Two decades after public housing residents germinated the idea for a national museum about public housing in Chicago, the National Public Housing Museum is open on Chicago’s Near West Side. Within its permanent home—the last building of the Jane Addams Homes, a public housing development once owned and maintained by the Chicago Housing Authority (CHA)—the museum’s opening is a triumph of a long game that began with the largest demolition of public housing in United States history.

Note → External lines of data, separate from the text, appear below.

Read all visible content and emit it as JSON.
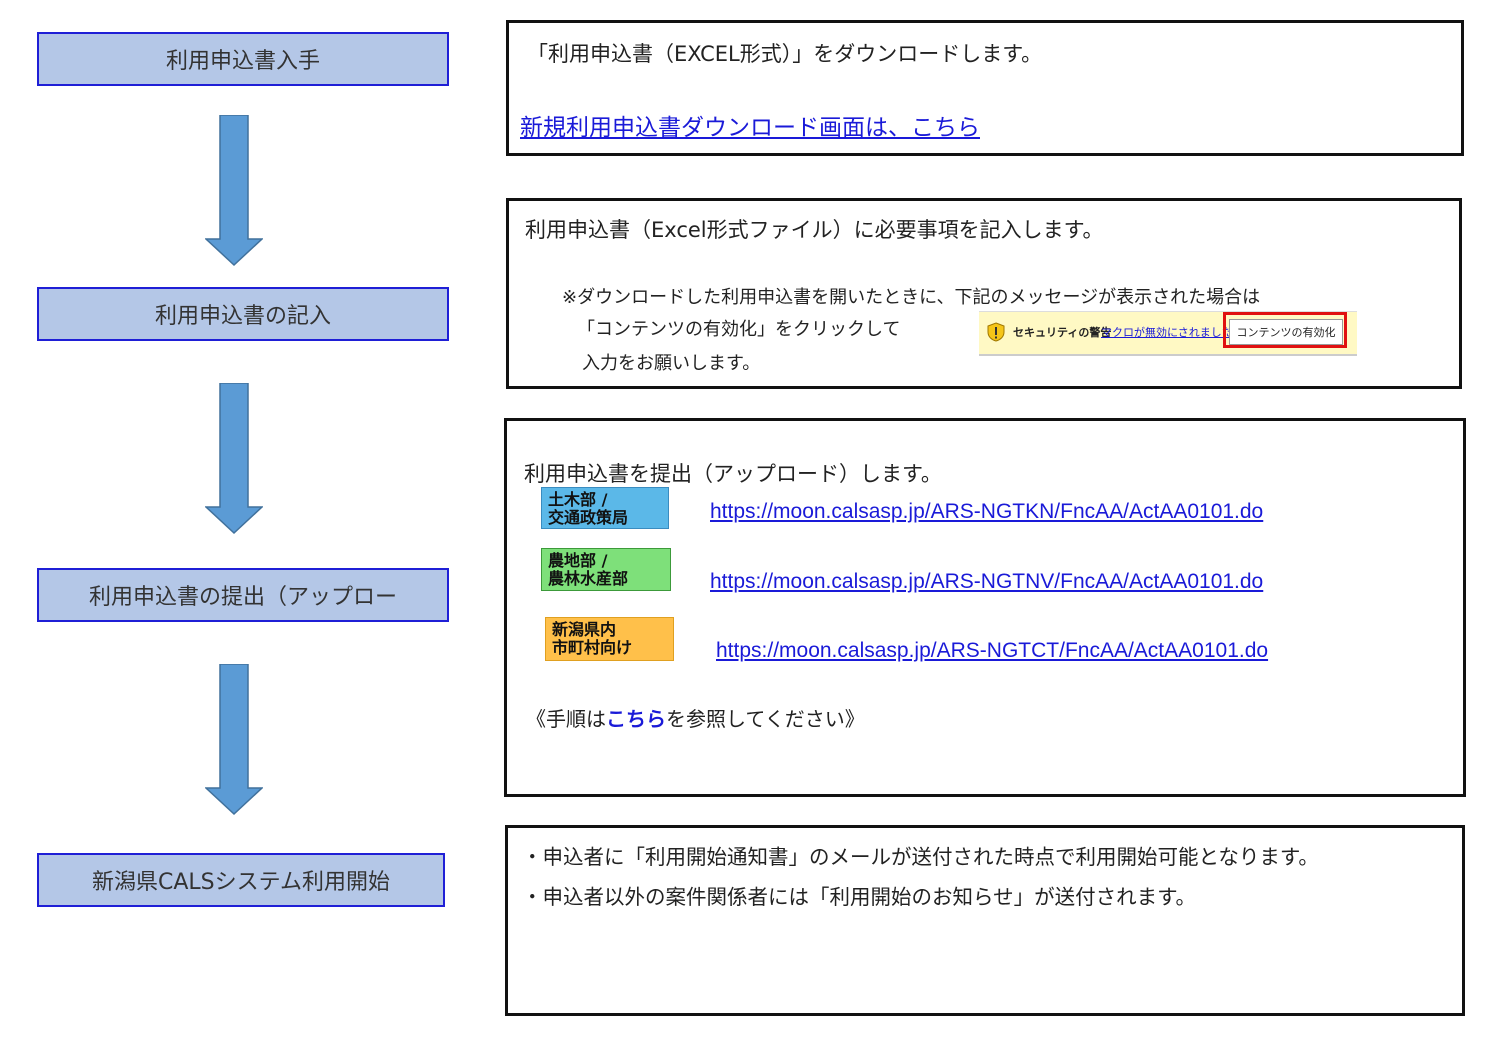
{
  "steps": [
    "利用申込書入手",
    "利用申込書の記入",
    "利用申込書の提出（アップロー",
    "新潟県CALSシステム利用開始"
  ],
  "box1": {
    "text": "「利用申込書（EXCEL形式）」をダウンロードします。",
    "link": "新規利用申込書ダウンロード画面は、こちら"
  },
  "box2": {
    "text": "利用申込書（Excel形式ファイル）に必要事項を記入します。",
    "note1": "※ダウンロードした利用申込書を開いたときに、下記のメッセージが表示された場合は",
    "note2": "「コンテンツの有効化」をクリックして",
    "note3": "入力をお願いします。",
    "macro_bar": {
      "security_label": "セキュリティの警告",
      "macro_label": "マクロが無効にされました。",
      "enable_button": "コンテンツの有効化"
    }
  },
  "box3": {
    "text": "利用申込書を提出（アップロード）します。",
    "entries": [
      {
        "badge1": "土木部 /",
        "badge2": "交通政策局",
        "url": "https://moon.calsasp.jp/ARS-NGTKN/FncAA/ActAA0101.do",
        "color": "#5bb8e8"
      },
      {
        "badge1": "農地部 /",
        "badge2": "農林水産部",
        "url": "https://moon.calsasp.jp/ARS-NGTNV/FncAA/ActAA0101.do",
        "color": "#7ee07a"
      },
      {
        "badge1": "新潟県内",
        "badge2": "市町村向け",
        "url": "https://moon.calsasp.jp/ARS-NGTCT/FncAA/ActAA0101.do",
        "color": "#ffc04a"
      }
    ],
    "procedure_prefix": "《手順は",
    "procedure_link": "こちら",
    "procedure_suffix": "を参照してください》"
  },
  "box4": {
    "line1": "・申込者に「利用開始通知書」のメールが送付された時点で利用開始可能となります。",
    "line2": "・申込者以外の案件関係者には「利用開始のお知らせ」が送付されます。"
  },
  "colors": {
    "step_fill": "#b4c7e7",
    "step_border": "#1f1fd6",
    "arrow": "#5b9bd5",
    "link": "#1a1ad8"
  }
}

In 2002, Deverra Beverly, a lifelong resident of public housing and community leader of the ABLA Homes, approached Sunny Fischer, then the Executive Director of the Richard H. Driehaus Foundation—and a former resident of public housing herself—with a preservation challenge. Under the Chicago Housing Authority’s 2000 “Plan for Transformation,” the CHA would demolish much of its portfolio, 18,000 units total, including every one of its fifty-one remaining high-rise buildings, and the Jane Addams Homes. The CHA would then adjust to a model that focused on creating new public housing spread out across Chicago’s neighborhoods, undoing its legacy of siting public housing in isolated and segregated communities. Initially projected to be implemented over ten years, this revitalization would repair or replace 25,000 new units of public housing while bringing in new opportunities for investment. Beverly, and other residents of the ABLA Homes—ABLA is an acronym for the developments consisting of the Jane Addams Homes, the Robert Brooks Homes, Loomis Courts, and the Abbot Homes—were interested in saving a building within the Jane Addams Homes to create a museum that would tell the story of the people of public housing in the United States.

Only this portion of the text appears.